On Sat, Jan 26, 2008 at 22:18:20 +0000, John Stumbles wrote:
: I know if I make an image of a filesystem with
: 	dd if=/dev/sda1
: (say) I can then mount it loopback and access it as a filesystem. Can I 
: do something similar with an image of an entire disk, e.g. made with
: 	dd if=/dev/sda
: ?

Quick answer: yes, but.

Slightly longer answer: almost certainly, but it will require work.

Full monty: if you have put the filesystem on the disc without a partition
table, then this will work happily.  If you have a standard PC partition
table, or similar, on the front, then it won't.

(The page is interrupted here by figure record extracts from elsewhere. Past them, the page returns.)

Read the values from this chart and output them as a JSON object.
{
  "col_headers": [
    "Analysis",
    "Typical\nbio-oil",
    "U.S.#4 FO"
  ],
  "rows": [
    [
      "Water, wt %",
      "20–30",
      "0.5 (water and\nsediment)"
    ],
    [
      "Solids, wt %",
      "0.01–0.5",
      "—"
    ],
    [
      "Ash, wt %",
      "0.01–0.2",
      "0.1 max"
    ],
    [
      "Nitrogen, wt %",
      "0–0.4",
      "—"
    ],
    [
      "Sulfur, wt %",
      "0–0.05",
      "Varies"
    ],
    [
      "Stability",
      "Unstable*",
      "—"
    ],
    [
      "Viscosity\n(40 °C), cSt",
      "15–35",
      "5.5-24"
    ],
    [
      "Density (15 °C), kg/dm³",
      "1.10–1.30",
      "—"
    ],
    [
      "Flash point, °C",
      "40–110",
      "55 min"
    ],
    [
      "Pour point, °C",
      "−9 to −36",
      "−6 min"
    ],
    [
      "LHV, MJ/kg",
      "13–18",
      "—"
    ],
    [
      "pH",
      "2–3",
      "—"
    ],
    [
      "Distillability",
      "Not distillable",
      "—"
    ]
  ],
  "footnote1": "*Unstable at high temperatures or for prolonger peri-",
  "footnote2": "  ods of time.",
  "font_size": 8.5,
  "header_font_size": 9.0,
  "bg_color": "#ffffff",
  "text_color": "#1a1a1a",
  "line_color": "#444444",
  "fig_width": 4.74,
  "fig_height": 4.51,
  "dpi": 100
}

Your problem is that mount wants a set of blocks to look at which define
a filesystem.  Normally, the kernel parses the partition table for you,
and creates a block device (and character devices on most other Unices)
corresponding to each partition.  However, with a loopback mount that
doesn't happen.

What you *can* do is parse the partition table yourself, and pass '-o
offset' to losetup manually.  That will allow you to setup a loopback
device that's an offset into the file you pass it.  When you 'mount
-oloop' (or let mount determine that itself) it does a lot of magic with
losetup that's hidden from you.

I might be wrong, as it's been a long time since I needed to do anything
like this, but I think that's your best bet.  fdisk on the file may
produce something useful.  A quick 'dd if=/dev/sda of=test; ^C; fdisk
./test;' gave me enough to locate the filesystem within the image, albeit
with some whingeing about cylinders.